In the most pedantic sense no. Inflation can technically only be created by increasing the money supply artificially. However this has a similar effect venue it applies unneeded artificial pressure to a free market.
This is also happens to be easy way to buy votes, using none of your own money, and has been a tried and true political play for many decades.
> In the most pedantic sense no. Inflation can technically only be created by increasing the money supply artificially.
This is the definition of “monetary inflation” rather than the more common “consumer price inflation” that everyone who isn’t a particular kind of crank means when they use “inflation” unmodified in general use (rather than internally in a very specific academic/research community.)
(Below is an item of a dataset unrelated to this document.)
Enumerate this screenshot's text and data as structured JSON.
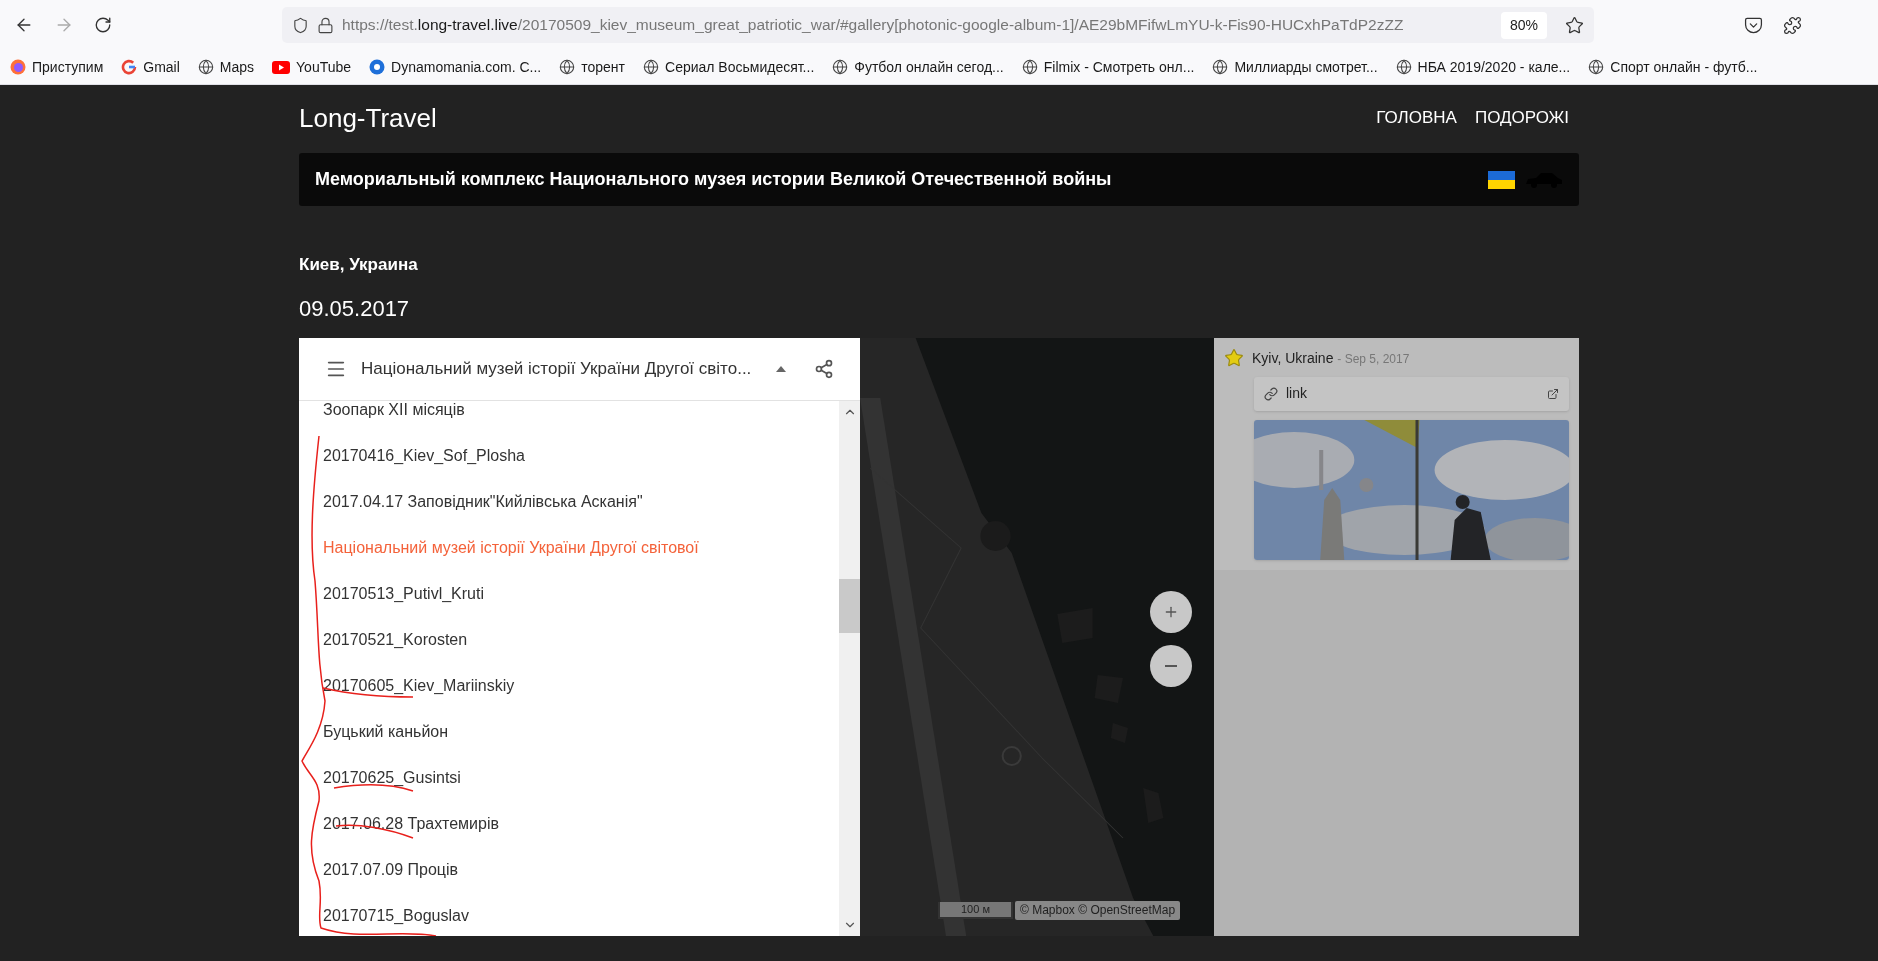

> However this has a similar effect venue it applies unneeded artificial pressure to a free market.
“Free markets” do not, and cannot, exist in the real world; they are not merely an idealized concept, but actually one that requires assuming contradictory things.
> This is also happens to be easy way to buy votes, using none of your own money, and has been a tried and true political play for many decades.
The long series of advocacy from multiple sides, early legislation, referenda against that legislation, and labor, industry, and government negotiations to reach a mutually tolerable resolution that resulted in this law can be described as many things, but “an easy way” to do anything is not one of them.
(The initial minimum wage increase is a tiny part of the law, whose main function is setting up a new industry regulatory authority with labor, franchisee/restaurant owner, and franchisor/chain owner representation, with general statewide regulatory authority over industry working conditions in the state.)
True, it should be modeled as an input commodity adverse price shock -- as if the prices of some other essential, say wheat or potatoes had jumped by 30% -- though only for restaurants that fit the criteria.
This is also happens to be easy way to buy votes, using none of your own money, and has been a tried and true political play for many decades.